David Lennon is an award-winning columnist and author who has been a staff writer at Newsday since 1991. Show More
TORONTO - It doesn't take much to knock down a house of cards. And that's what the Yankees' offense is these days. A flimsy, fragile, unreliable stack of hitters that was being held up lately by one Jacoby Ellsbury.
Remove Ellsbury for any extended period of time, and this whole thing is coming down. Sooner rather than later.
Sound extreme? Then you try to explain what happened Saturday at Rogers Centre, where Drew Hutchison looked like Roy Halladay, circa 2008, in holding the Yankees to one hit in seven scoreless innings.
That knocked his ERA all the way down to 4.47.
Maybe Ellsbury wouldn't have saved the Yankees by himself, but without him, the 2-0 deficit felt like 10 times that. And the way he has been feeling at the plate recently, he's capable of beating the Blue Jays with a couple of swings. In his previous 11 games, he hit .455 (20-for-44) with a double, triple, four homers, 11 RBIs and six steals.

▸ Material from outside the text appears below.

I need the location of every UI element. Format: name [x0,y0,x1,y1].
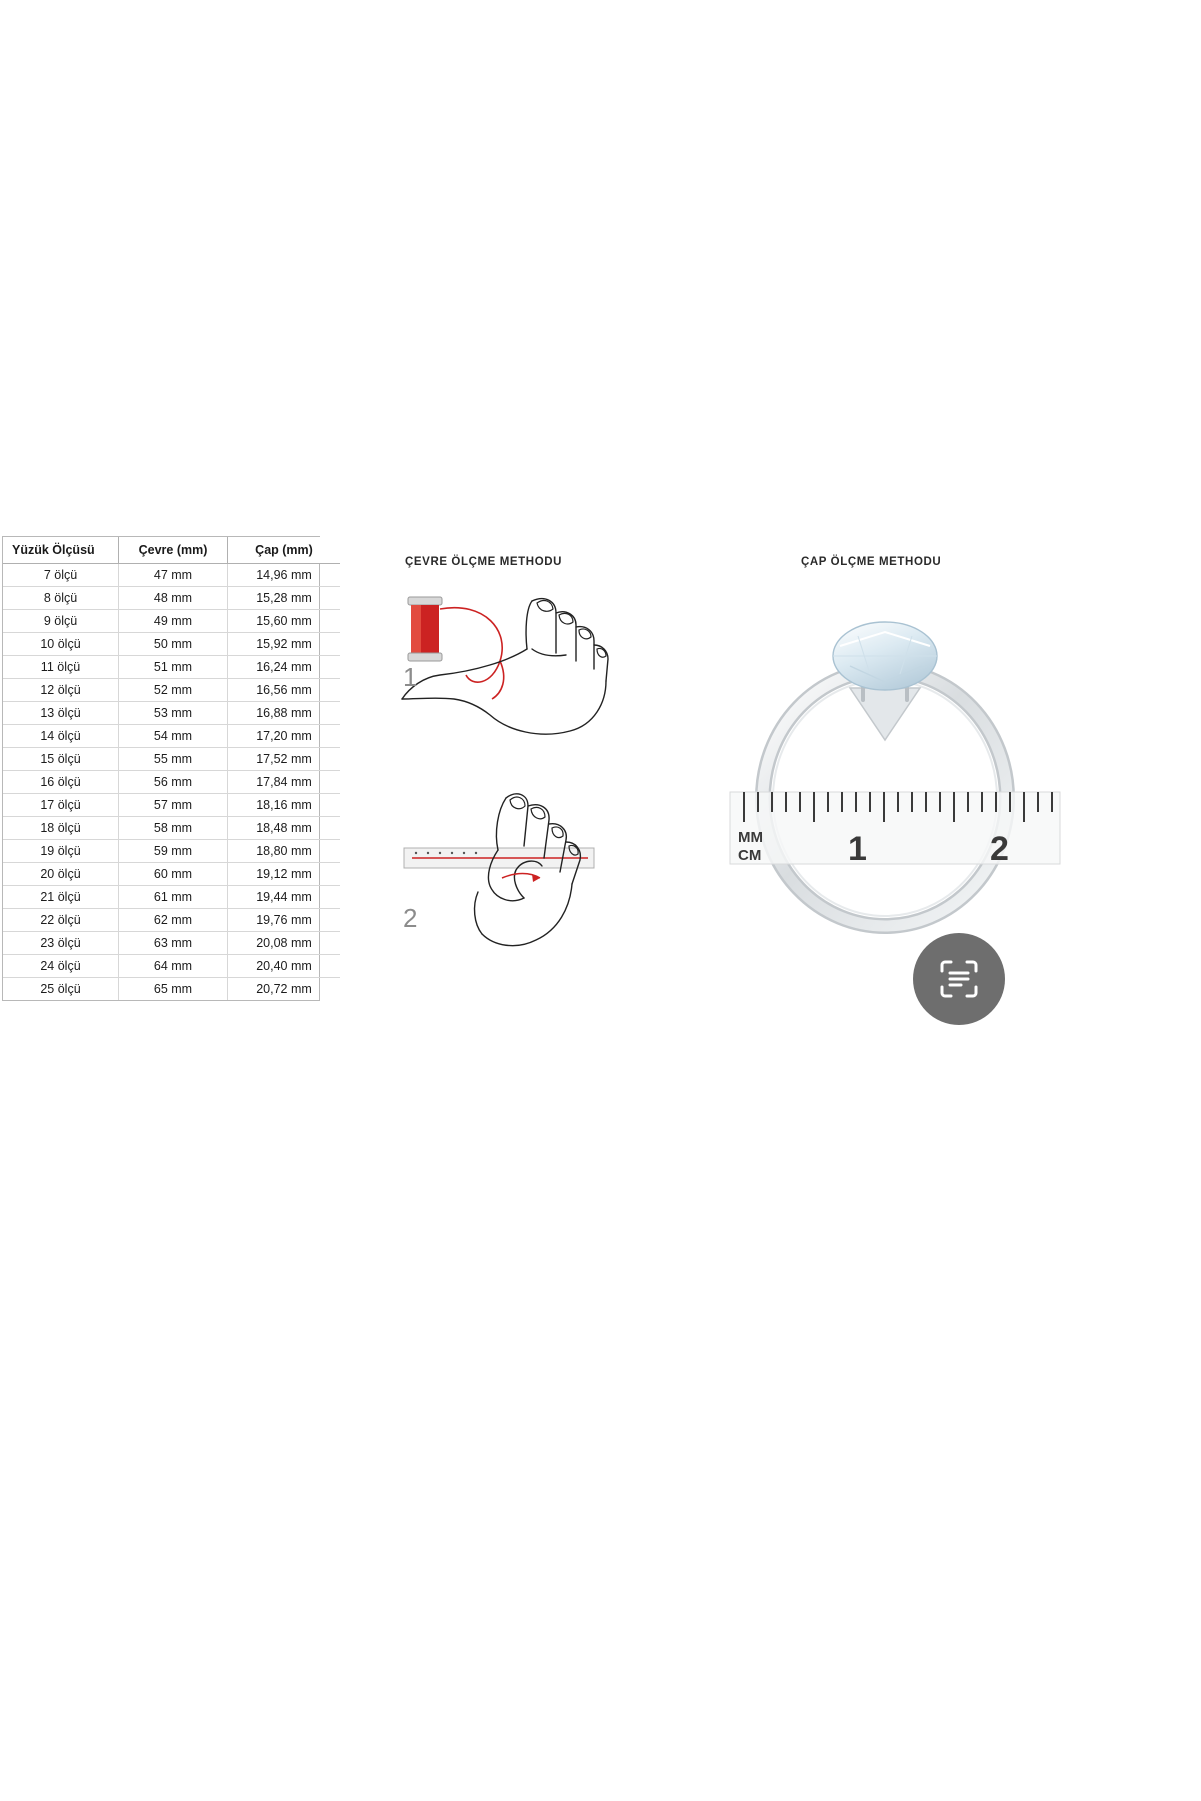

That's a good week for the rest of the Yankees' lineup combined. But Toronto figured out how to stop Ellsbury -- by having catcher Dioner Navarro stick his left foot in Ellsbury's slide path Friday night. The minor collision, judged not to be in violation of Rule 7.13, wrenched Ellsbury's ankle and may have put a big chunk of September in jeopardy.
Earlier that afternoon, during the meet-and-greet portion of his farewell tour, Derek Jeter reminisced about how another Jays catcher, Ken Huckaby, dislocated his shoulder in 2003 when this building still was called SkyDome. The Yankees made it to the World Series that year, but could Navarro have inflicted enough damage on Ellsbury to have critically wounded their fading playoff hopes?
It's possible. Ellsbury couldn't play Saturday because of what Joe Girardi grudgingly called a left ankle sprain, and there's no telling when he'll return to the lineup. He spent the entire game getting treatment and didn't look great shuffling from the shower to his locker afterward.
He wasn't on crutches. And for as long as we were allowed in the clubhouse, he didn't have any sort of walking boot on his left leg. Those have to be counted in the positive column.
On the negative side, Ellsbury was moving at senior-citizen speed and obviously favoring the ankle. If the Yankees were having a family softball outing for Sunday's series finale against the Blue Jays, we'd say Ellsbury would make a serviceable short-fielder. But sending him back out to patrol the centerfield turf in a major-league game? That seems like too big a jump.
Said Girardi, "I'd really be shocked if he played."
And that was the most optimistic thing to come out of his mouth. Otherwise, he talked about this being a DL-type injury -- rosters expand Monday, so there's no need -- and how it is much worse than he previously thought.
Ellsbury wasn't as big on the gloom-and-doom as Girardi. He even suggested without a noticeable trace of sarcasm that returning Sunday is a possibility. We'll give him points for that, but it doesn't sound logical. The only tests performed on Ellsbury's ankle so far came from the Rogers Centre's fluoroscope, a less advanced sort of X-ray device, and he won't be checked out by the Yankees' medical staff until Monday, when the team returns home.
Ellsbury is going to require a trip to the MRI tube for the Yankees to know the full extent of his ankle injury. And we are talking about their $153-million leadoff hitter, who's signed for another six seasons beyond this. No matter how much Ellsbury fights to return for the series finale, playing him Sunday might be a little reckless, especially with the off day Monday.
"I do feel I have a high pain tolerance, and in the past, I've come back from injuries fairly quick," Ellsbury said. "This time of year, every win is important, and I need to be out there."
We agree. The Yankees really, really need Ellsbury back in the lineup. Only 28 games remain, and what we witnessed Saturday, against an all-but-dead Blue Jays team, does not bode well for finishing strong if he is sitting in the dugout.
A year ago, the Yankees lost Brett Gardner to an oblique strain and immediately went in the tank, losing nine of the last 15 and missing the playoffs.
Ellsbury is even more important to this lineup. Draw your own conclusions.